池井戸 潤 著 「鉄の骨」を読みました。
謎の日本的システム 「談合」
若きゼネコンマン富島平太は建設現場担当から、業務課別名「花の談合課」へ配属になる。
「次の地下鉄工事、何としても取って来い」
会社倒産の危機に役立てるか。
そして、大物フィクサーとの出会いの真相は・・・。
池井戸作品を読むのは直木賞受賞作「下町ロケット」に続き2作目です。
こちらも直木賞候補にもなり、NHKでドラマ化もされた作品です。
2007年に大林組の元幹部や清水建設、鹿島建設などゼネコン5社の営業担当者が逮捕された名古屋市発注の地下鉄延伸工事をめぐる談合事件がモデルになっているのだとか。
現場監督をしていた入社4年目の主人公が突然本社に配属される。
その部署は業務課、別名「花の談合課」と呼ばれる部署だった・・・。
やがて、主人公は現場では知り得なかった様々な事を知ります。
会社の苦しい財務事情・・・。
運営資金を出し渋る銀行とのやりとり・・・。
公共工事の落札を巡る業界内の駆け引き・・・。
大型公共工事入札の裏で蠢く政治家たち・・・。
しかし、何としてもこの仕事を受注しないと自分たちがいる会社が成り立たない・・・。
「談合」は犯罪と判っていても、やがて主人公もまた抜けられない迷路にはまっていく・・・。
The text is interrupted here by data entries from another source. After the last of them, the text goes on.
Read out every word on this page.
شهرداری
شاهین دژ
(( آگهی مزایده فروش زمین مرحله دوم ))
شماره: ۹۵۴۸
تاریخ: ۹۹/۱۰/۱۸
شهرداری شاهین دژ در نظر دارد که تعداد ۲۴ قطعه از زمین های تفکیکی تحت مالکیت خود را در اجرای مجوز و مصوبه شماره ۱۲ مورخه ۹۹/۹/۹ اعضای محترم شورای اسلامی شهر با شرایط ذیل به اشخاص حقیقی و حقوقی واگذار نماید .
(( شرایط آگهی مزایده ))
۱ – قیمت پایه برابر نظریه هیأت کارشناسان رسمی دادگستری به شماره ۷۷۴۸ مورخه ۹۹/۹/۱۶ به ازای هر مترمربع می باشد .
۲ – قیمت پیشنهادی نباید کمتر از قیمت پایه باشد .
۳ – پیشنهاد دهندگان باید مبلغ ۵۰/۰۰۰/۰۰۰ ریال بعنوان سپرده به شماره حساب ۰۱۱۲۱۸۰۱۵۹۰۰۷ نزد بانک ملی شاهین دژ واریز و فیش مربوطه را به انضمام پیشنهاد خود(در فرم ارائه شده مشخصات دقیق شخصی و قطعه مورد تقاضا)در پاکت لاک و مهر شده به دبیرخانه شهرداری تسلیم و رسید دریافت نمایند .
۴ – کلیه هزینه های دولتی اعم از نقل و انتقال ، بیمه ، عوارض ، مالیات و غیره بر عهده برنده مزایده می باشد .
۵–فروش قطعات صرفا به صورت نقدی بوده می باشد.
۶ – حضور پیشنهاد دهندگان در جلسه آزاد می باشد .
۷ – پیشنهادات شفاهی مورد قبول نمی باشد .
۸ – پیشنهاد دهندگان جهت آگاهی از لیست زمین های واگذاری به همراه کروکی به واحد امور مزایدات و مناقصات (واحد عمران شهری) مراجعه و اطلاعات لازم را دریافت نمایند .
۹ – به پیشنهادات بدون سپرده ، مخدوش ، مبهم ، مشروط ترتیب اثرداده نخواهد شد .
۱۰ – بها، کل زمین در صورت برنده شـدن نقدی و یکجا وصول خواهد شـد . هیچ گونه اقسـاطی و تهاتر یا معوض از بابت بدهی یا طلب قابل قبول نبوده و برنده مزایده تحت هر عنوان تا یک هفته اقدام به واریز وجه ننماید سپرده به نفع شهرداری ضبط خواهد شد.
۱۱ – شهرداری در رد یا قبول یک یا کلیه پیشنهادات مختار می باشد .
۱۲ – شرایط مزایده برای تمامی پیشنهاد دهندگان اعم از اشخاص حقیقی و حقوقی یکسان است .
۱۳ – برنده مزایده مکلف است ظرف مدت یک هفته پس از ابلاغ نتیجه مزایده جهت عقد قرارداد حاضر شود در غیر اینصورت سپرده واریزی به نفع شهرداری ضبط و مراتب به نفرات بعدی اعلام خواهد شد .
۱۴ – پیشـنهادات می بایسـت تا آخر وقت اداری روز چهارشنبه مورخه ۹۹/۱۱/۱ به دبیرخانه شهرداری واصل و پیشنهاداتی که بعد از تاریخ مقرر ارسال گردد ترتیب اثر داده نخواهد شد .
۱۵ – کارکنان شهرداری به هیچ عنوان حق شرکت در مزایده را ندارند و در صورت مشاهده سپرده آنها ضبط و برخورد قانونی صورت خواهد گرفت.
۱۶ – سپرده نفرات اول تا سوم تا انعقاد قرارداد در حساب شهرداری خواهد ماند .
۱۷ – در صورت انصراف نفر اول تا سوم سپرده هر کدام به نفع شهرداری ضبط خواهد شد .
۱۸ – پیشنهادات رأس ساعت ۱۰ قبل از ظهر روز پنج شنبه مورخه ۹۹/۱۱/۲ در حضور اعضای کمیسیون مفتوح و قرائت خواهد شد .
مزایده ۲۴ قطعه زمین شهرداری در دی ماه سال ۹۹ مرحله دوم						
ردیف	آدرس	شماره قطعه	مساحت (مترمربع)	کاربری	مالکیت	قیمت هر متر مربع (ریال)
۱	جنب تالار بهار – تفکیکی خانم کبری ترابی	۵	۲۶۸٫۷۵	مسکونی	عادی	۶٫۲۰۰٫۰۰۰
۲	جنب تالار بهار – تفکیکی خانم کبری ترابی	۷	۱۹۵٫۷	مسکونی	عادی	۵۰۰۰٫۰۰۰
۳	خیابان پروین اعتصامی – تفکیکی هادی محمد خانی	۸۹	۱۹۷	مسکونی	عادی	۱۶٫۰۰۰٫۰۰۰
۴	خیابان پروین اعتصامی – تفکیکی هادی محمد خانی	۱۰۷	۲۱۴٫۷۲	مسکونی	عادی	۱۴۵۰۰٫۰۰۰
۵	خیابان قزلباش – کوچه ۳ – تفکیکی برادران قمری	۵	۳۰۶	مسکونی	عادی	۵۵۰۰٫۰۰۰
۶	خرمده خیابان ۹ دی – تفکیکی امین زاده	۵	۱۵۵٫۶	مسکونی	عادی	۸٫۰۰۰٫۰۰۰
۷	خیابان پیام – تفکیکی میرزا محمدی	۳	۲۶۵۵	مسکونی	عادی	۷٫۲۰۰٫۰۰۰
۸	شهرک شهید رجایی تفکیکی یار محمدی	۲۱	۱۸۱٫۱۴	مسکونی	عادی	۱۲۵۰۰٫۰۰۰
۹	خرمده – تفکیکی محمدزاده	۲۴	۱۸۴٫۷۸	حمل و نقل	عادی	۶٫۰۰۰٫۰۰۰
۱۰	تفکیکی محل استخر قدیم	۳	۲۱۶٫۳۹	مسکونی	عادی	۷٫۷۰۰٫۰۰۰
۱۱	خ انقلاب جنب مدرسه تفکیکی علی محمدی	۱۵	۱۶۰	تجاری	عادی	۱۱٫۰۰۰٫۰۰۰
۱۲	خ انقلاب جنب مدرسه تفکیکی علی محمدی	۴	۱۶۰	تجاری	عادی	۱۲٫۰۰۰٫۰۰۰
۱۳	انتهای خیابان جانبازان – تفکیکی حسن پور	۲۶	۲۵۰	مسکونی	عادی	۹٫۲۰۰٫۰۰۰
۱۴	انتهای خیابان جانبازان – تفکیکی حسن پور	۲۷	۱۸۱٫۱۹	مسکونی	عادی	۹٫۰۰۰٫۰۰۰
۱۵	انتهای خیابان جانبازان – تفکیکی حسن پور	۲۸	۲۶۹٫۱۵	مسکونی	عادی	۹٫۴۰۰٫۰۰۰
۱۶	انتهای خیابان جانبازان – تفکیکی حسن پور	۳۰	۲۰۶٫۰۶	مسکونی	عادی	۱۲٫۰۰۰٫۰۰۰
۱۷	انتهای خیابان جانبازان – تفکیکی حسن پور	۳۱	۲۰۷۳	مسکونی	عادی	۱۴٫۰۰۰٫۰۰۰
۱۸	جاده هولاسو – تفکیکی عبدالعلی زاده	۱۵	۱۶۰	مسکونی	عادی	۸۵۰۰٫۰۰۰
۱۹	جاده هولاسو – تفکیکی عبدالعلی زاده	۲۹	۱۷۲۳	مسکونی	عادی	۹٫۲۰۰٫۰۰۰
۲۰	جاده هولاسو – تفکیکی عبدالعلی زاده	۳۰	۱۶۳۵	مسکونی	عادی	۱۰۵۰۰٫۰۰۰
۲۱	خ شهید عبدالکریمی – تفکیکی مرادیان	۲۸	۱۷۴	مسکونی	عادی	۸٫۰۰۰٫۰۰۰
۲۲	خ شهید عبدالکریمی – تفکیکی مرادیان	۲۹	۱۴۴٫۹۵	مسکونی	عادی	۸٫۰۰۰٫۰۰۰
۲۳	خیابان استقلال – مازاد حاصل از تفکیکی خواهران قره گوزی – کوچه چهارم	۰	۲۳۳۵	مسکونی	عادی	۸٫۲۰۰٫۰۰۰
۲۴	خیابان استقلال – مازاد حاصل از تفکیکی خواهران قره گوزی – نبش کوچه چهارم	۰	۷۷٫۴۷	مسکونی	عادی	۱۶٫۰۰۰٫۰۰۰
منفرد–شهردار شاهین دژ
そんな建築業界の裏側が主人公の目を通して判り易く描かれてゆきます。
逆に判り易過ぎて、特に目新しさはなかったですね。
入社4年目の社員が一人で談合を取り仕切る大物フィクサーに合えるなんて、現実では有り得ないでしょう・・・。
それよりも、主人公と彼女との恋の行方の方がまどろっこしくて気になりました。